Weit schwieriger als die Beobachtung dieses Verhaltens der Planetsterne war aber die Aufklärung der Ursache ihrer eigenartigen Bewegung. Jahrtausende hat die Menschheit gebraucht, um endlich die Lösung zu finden. Das ganze geschichtliche Altertum, Mittelalter und noch die beginnende Neuzeit waren von dieser Aufgabe als der damals vornehmsten der „Astronomie“ oder Himmelskunde erfüllt. Erst Nikolaus von Oresme, Bischof von Lisieux, und Nikolaus Kopernikus erfassten den richtigen Grundgedanken von der Sonne als Zentralgestirn und den um sie laufenden Planeten, erst Johannes Kepler und Isaak Newton fanden die Gesetze der Planetenbewegung selbst und deckten als deren Ursache die Schwerkraft der Sonne auf. Damit war die Grundlage der „klassischen Himmelsmechanik“ gelegt, die Nachfolger brauchten nur weiterzubauen. So kommt es, dass heute die Planetenbahnen die Sternforscher nur mehr in den feinsten Auswirkungen der gegenseitigen Schwereeinwirkungen der Planeten untereinander beschäftigen.

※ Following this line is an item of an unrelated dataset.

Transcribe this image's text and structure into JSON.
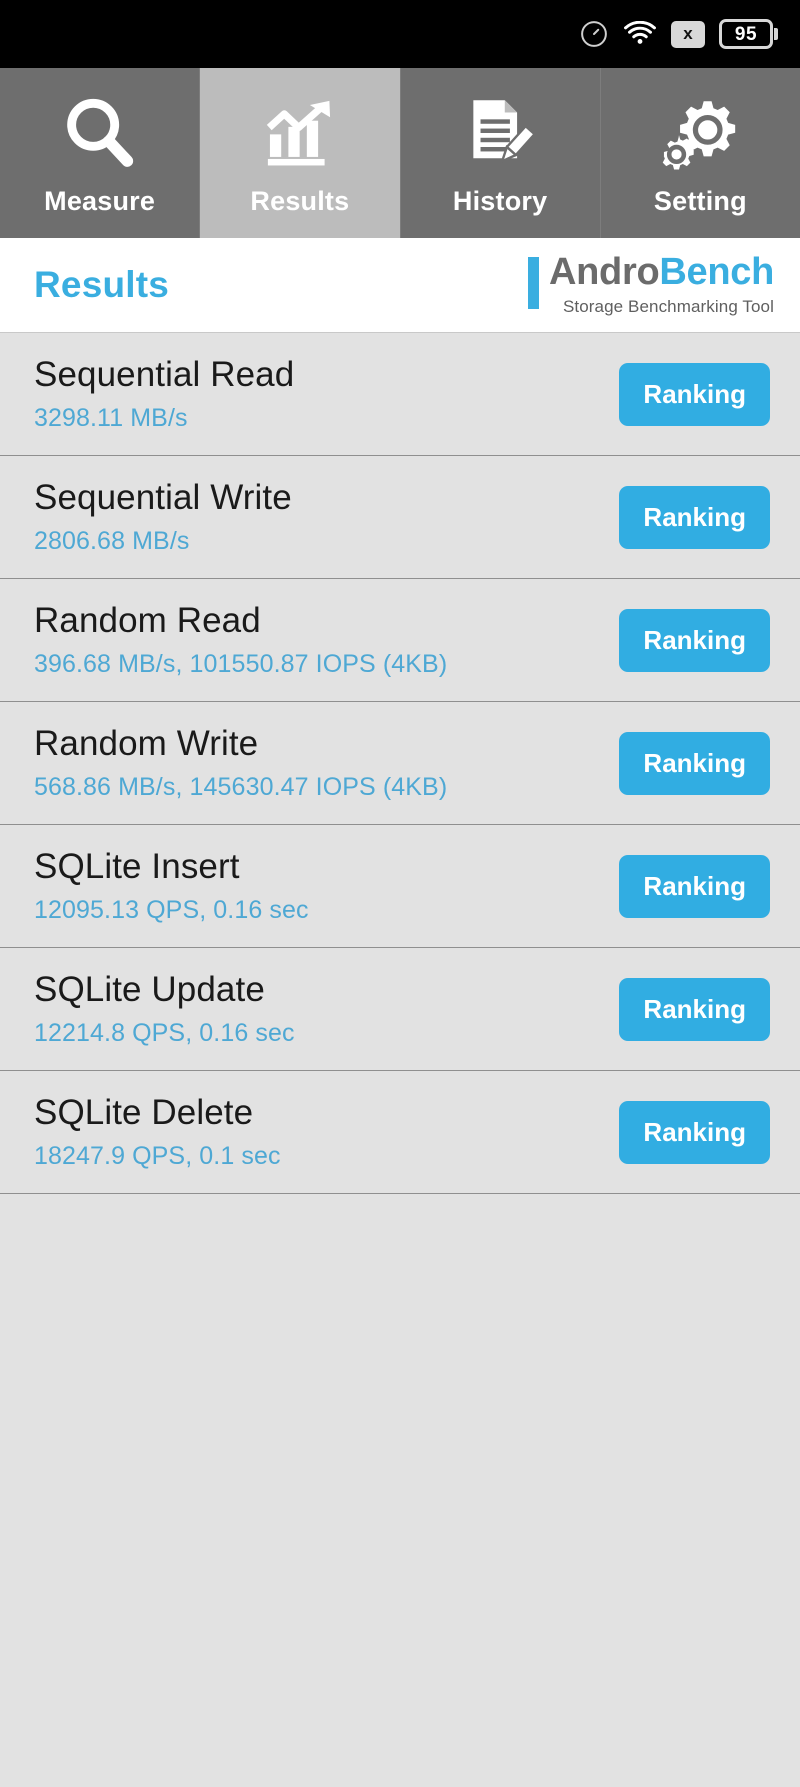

Im Großen und Ganzen aber ist die Bahnbestimmung der Wandelsterne eine längst gelöste Frage.

Anders dagegen steht es mit der Erforschung der Natur und Wesenheit dieser Schwesterwelten unserer Erde, welche Aufgabe dem neuesten Zweig der Himmelskunde, der „Astrophysik“, zugehört.

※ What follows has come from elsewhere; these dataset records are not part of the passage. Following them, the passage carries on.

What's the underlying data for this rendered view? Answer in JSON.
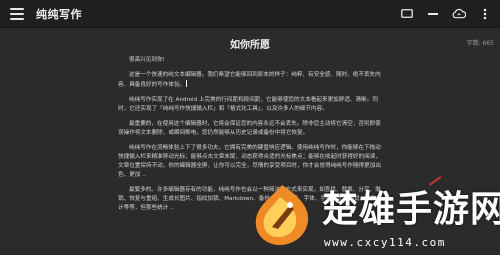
{
  "app": {
    "title": "纯纯写作"
  },
  "toolbar": {
    "icons": [
      "tablet-icon",
      "minus-icon",
      "cloud-sync-icon",
      "more-vert-icon"
    ]
  },
  "document": {
    "title": "如你所愿",
    "word_count": "字数: 665",
    "greeting": "很高兴见到你!",
    "paragraphs": [
      "这是一个快速的纯文本编辑器。我们希望它能够回到原本的样子：纯粹、有安全感、随时、绝不丢失内容、具备良好的写作体验。",
      "纯纯写作实现了在 Android 上完美的行间距和段间距，它能够使您的文本看起来更加舒适、清晰。同时，它还实现了「纯纯写作快捷输入栏」和「格式化工具」，以及许多人的细节内容。",
      "最重要的，在使用这个编辑器时，它将会保证您的内容永远不会丢失。除非您主动将它清空，否则即使误操作将文本删除、或瞬间断电，您仍然能够从历史记录或备份中将它恢复。",
      "纯纯写作在流畅体验上下了很多功夫，它拥有完美的键盘响应逻辑。使用纯纯写作时，你能够在下拖动快捷输入栏来精准移动光标；能够点击文章末尾，动态获得合适的光标焦点；能够在收起时获得好的阅读，文章位置保持不动，你的编辑器全屏、让你可以完全，尽情的享受项目时，你才会觉得纯纯写作随得更加出色、更加 ..",
      "最繁多的。许多编辑器存有的功能，纯纯写作也会以一种简洁的方式来实现。如查找、替换、分享、撤销、恢复与重组、生成长图片、指纹加锁、Markdown、备份、夜间模式、字体、手机模式、撤销、字数统计等等，但那些统计 .."
    ]
  },
  "watermark": {
    "site_name": "楚雄手游网",
    "url": "www.cxcy114.com"
  },
  "colors": {
    "background": "#2b2b2b",
    "topbar": "#1f1f1f",
    "text": "#d6d6d6",
    "accent_red": "#c0392b",
    "logo_orange": "#f08a24"
  }
}
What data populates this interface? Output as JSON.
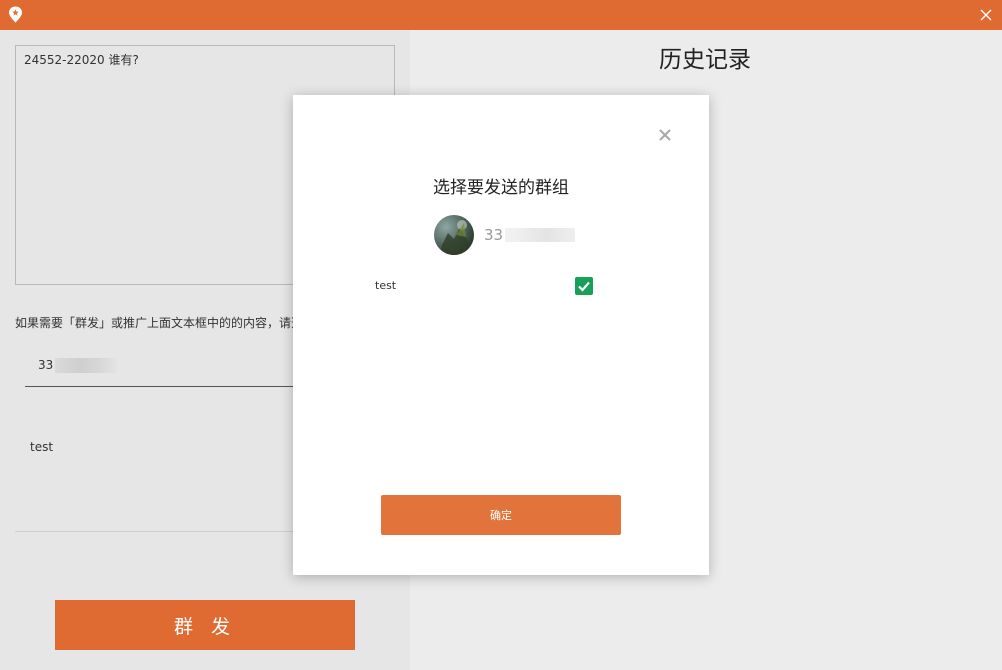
{
  "window": {
    "accent_color": "#df6b33",
    "app_icon": "location-pin-icon",
    "close_icon": "close-icon"
  },
  "left": {
    "message_text": "24552-22020 谁有?",
    "hint": "如果需要「群发」或推广上面文本框中的的内容，请选",
    "account_prefix": "33",
    "group_name": "test",
    "send_label": "群 发"
  },
  "right": {
    "title": "历史记录"
  },
  "dialog": {
    "title": "选择要发送的群组",
    "account_prefix": "33",
    "group_name": "test",
    "checked": true,
    "confirm_label": "确定",
    "check_color": "#18a058"
  }
}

Hier hat die Erfindung des Fernrohrs mit seinen mehrtausendfachen Vergrößerungen allein noch lange keine volle Klarheit zu schaffen vermocht. Deshalb ist jede neue Gelegenheit, die großen Planeten unter günstigen Bedingungen zu beobachten, der Wissenschaft ebenso wichtig wie dem Laien willkommen, und so werden alle irgendwie bedeutsamen Annäherungen und Stellungen der Planeten am Himmel stets fleißig benutzt, um wenn möglich etwas tiefer in ihre Geheimnisse einzudringen. Deshalb mag es nicht unangebracht sein, auf die gegenwärtig äußerst günstige Sichtbarkeit der drei großen Planeten Venus, Jupiter und Mars hinzuweisen, die in den letzten Märzwochen überaus bequem in den Abendstunden selbdritt [= zu dritt] am Himmel thronen und das Interesse des Himmelsfreundes von selbst herausfordern.

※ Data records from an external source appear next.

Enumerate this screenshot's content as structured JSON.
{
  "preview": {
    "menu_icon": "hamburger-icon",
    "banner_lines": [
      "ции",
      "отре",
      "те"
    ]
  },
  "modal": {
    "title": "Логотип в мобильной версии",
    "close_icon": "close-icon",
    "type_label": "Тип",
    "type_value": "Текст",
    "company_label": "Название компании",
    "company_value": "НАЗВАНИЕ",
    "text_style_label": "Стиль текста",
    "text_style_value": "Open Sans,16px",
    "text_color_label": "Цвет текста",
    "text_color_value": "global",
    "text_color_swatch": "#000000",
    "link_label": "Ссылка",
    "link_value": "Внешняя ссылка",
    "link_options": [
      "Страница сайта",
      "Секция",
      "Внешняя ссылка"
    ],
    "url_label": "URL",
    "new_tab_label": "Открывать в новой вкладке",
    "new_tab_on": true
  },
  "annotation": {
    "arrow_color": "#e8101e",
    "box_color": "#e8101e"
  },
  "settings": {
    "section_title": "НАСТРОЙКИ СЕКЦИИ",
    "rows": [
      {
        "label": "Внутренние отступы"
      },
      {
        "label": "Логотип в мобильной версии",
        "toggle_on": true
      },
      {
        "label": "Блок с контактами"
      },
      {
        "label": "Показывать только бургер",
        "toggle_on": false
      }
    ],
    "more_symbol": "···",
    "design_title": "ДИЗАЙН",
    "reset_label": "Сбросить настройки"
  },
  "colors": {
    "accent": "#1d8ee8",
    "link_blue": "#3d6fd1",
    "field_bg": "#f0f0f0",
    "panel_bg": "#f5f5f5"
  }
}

Als erster Stern des Himmels erscheint schon bald nach Sonnenuntergang, mäßig steil, nicht weit rechts von Süd, Venus als glanzvollster Stern des ganzen Himmels, alsbald gefolgt von dem nahe links unterhalb auftauchenden Jupiter, dessen Licht bis zum Eintritt der völligen Nachtdunkelheit ebenfalls machtvoll anschwillt. Beide Planeten stehen im Tierkreisbilde des Widders, das durch sie ein ganz verändertes Gepräge erhält, denn neben diesen hellstrahlenden Wandelsternen müssen die schwachen Fixsternchen des Widdertopfes verblassen. Mars endlich, der Dritte im Bunde, bewegt sich im höchsten Bogen der Sonnenbahn, im Tierkreisbilde der Zwillinge, vom Stier herüberkommend oberhalb der Sterne Eta und My, auf Epsilon der Zwillinge zu, welche Sterne in der Figur Kastors am Himmel den linken Fuß des genannten Zwillings darstellen. Mars ist, wenn auch an Glanz nicht annähernd mit Venus und Jupiter zu vergleichen, doch immer noch den hellsten Fixsternen ebenbürtig und an seiner feuerroten Farbe sofort zu erkennen.

Manchem ist wohl noch aus dem Schulunterricht her bekannt, dass Venus, als unsere innere Nachbarin im Sonnenstaate, dem Tagesgestirn näher kreist als unsere Erde, denn ihr Sonnenabstand beträgt nur 108 gegen 149 1/2 Millionen Kilometer, die Umlaufzeit nur 225 gegen 364 1/4 Erdentage. Mars dagegen ist 1,52mal, Jupiter sogar 5,20mal weiter entfernt als unser Heimatstern, die Umlaufzeiten betragen dementsprechend 687 beziehungsweise 4333 Erdentage oder 1,88 beziehungsweise 11,86 irdische Jahre. Ebenso wie diese Ziffern seit Newtons Zeiten schon ziemlich genau bekannt waren, sind auch die Masseninhalte der Planeten schon von ihm ausgerechnet und so befunden worden, wie sie heute noch in jedem astronomischen Lehrbuch nachgelesen werden können. Danach wiegt der Planet Venus 0,82, Mars 0,11, der Himmelsriese Jupiter aber 318,36mal so viel als der Erdenball.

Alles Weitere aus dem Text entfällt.